Group Shifted Strings leetcode

Given a string, we can "shift" each of its letter to its successive letter, for example: "abc" -> "bcd". We can keep "shifting" which forms the sequence:

"abc" -> "bcd" -> ... -> "xyz"

Given a list of strings which contains only lowercase alphabets, group all strings that belong to the same shifting sequence.

For example, given: ["abc", "bcd", "acef", "xyz", "az", "ba", "a", "z"],
Return:

[
  ["abc","bcd","xyz"],
  ["az","ba"],
  ["acef"],
  ["a","z"]
]

这个例子有点歧义, 其实就是

abc ((b - a) + 26 )% 26 = 1, ((c - b) + 26 )% 26= 1;

bcd ((c - b) + 26 )% 26= 1, ((d - c) + 26 )% 26= 1;

所以他们是一组shifted string

["eqdf", "qcpr"]。

((‘q’ - 'e') + 26) % 26 = 12, ((‘d’ - 'q') + 26) % 26 = 13, ((‘f’ - 'd') + 26) % 26 = 2

((‘c’ - 'q') + 26) % 26 = 12, ((‘p’ - 'c') + 26) % 26 = 13, ((‘r’ - 'p') + 26) % 26 = 2

所以他们也是一组

这样用一个map, key是这些数组的集合(注意中间要有空格 否则2,2 和22就会出现相同的情况)

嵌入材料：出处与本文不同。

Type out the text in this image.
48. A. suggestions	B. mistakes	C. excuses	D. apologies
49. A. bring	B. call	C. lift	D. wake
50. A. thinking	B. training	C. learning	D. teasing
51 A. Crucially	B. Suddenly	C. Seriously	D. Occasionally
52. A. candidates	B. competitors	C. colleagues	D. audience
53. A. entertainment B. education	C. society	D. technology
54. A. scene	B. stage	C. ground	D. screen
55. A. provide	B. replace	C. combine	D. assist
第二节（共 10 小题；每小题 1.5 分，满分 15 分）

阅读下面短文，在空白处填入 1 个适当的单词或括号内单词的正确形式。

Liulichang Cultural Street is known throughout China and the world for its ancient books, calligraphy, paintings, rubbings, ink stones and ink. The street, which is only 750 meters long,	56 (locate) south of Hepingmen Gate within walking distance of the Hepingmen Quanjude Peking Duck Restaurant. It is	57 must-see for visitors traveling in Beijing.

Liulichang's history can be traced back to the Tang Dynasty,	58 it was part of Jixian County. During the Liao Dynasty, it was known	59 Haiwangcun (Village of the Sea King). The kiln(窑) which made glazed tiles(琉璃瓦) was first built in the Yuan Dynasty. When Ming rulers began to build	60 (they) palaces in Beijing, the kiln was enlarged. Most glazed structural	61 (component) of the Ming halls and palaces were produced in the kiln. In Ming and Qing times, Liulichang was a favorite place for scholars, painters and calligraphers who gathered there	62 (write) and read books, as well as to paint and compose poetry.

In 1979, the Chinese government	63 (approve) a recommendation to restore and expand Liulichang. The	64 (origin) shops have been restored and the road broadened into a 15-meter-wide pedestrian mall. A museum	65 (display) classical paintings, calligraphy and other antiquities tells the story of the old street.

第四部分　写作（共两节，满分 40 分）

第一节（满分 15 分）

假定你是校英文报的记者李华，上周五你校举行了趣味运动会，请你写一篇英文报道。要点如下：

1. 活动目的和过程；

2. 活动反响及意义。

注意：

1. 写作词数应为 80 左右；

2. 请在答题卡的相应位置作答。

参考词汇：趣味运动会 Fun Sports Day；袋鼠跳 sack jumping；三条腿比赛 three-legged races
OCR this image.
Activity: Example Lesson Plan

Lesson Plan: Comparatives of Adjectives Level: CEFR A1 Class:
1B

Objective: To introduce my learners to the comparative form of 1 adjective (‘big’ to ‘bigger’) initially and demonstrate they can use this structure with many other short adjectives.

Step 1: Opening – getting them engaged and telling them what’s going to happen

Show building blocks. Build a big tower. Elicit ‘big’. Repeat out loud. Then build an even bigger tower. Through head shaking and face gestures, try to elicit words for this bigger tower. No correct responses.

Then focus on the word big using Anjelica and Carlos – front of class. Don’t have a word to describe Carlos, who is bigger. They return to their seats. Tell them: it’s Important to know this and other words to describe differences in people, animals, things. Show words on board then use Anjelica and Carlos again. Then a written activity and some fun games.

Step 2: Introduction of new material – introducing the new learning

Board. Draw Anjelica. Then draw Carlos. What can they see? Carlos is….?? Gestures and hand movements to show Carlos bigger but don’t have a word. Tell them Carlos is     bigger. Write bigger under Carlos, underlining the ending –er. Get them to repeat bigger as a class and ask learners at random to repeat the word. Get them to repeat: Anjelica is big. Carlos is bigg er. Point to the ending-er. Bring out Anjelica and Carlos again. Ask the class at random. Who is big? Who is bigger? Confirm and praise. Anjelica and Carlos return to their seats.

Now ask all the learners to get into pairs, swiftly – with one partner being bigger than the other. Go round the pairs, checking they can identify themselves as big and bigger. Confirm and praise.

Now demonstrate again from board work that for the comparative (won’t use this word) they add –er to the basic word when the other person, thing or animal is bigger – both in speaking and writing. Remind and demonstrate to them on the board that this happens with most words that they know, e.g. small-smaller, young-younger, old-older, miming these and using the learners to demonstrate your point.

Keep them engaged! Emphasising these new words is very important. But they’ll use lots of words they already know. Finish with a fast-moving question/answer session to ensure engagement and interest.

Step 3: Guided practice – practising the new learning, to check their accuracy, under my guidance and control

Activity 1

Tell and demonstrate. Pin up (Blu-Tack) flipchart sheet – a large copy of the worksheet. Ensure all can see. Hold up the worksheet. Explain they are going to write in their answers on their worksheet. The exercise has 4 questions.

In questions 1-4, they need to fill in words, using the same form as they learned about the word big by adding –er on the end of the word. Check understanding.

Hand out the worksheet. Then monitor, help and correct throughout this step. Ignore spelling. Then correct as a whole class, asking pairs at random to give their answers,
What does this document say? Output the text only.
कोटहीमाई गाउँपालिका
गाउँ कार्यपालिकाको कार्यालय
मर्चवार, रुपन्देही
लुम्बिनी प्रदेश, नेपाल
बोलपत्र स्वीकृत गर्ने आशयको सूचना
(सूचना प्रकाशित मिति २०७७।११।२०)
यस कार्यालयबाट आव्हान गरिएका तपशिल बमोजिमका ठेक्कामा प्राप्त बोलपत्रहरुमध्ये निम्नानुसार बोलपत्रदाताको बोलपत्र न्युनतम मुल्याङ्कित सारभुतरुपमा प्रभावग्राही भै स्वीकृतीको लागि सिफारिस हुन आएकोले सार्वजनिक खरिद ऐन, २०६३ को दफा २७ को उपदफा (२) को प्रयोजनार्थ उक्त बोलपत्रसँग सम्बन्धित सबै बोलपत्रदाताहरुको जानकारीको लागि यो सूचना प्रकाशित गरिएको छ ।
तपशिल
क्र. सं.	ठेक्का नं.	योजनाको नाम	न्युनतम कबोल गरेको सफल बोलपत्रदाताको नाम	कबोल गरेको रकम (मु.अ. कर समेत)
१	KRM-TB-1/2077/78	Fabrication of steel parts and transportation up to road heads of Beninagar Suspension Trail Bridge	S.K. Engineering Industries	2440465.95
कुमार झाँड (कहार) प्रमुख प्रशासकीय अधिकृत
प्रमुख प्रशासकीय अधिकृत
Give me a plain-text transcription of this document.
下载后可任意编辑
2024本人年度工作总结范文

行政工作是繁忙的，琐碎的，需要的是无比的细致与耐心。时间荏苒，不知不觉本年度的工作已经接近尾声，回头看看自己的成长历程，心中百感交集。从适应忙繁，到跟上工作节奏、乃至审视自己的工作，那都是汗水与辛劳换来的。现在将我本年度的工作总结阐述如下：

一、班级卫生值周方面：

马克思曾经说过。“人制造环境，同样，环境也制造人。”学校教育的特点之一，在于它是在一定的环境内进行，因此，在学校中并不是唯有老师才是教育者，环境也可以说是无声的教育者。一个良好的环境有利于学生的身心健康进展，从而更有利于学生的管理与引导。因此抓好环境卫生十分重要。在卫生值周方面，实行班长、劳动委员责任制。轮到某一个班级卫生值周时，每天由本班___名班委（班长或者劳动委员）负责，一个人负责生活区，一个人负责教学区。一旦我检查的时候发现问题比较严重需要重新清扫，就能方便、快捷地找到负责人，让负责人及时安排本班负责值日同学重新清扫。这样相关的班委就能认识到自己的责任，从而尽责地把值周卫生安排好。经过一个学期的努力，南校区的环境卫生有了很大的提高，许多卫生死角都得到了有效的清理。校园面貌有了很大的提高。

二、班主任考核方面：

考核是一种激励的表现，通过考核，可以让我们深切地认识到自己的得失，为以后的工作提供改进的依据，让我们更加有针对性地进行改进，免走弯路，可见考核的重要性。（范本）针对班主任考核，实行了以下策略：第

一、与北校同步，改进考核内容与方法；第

然后value的arraylist放入所有符合的string

public class Solution {
    public List<List<String>> groupStrings(String[] strings) {
        List<List<String>> res = new ArrayList<List<String>>();
        HashMap<String, List<String>> map = new HashMap<String, List<String>>();
        for (String s : strings) {
            StringBuilder sb = new StringBuilder();
            for (int i = 0; i < s.length(); i++) {
                int l = (s.charAt(i) - s.charAt(0) + 26) % 26;
                sb.append(l + " ");
                
            }
            String str = sb.toString();
            if (!map.containsKey(str)) {
                List<String> tem = new ArrayList<String>();
                map.put(str, tem);
            }
            map.get(str).add(s);
        }
        for (String m : map.keySet()) {
            Collections.sort(map.get(m));
            res.add(map.get(m));
        }
        return res;
    }
}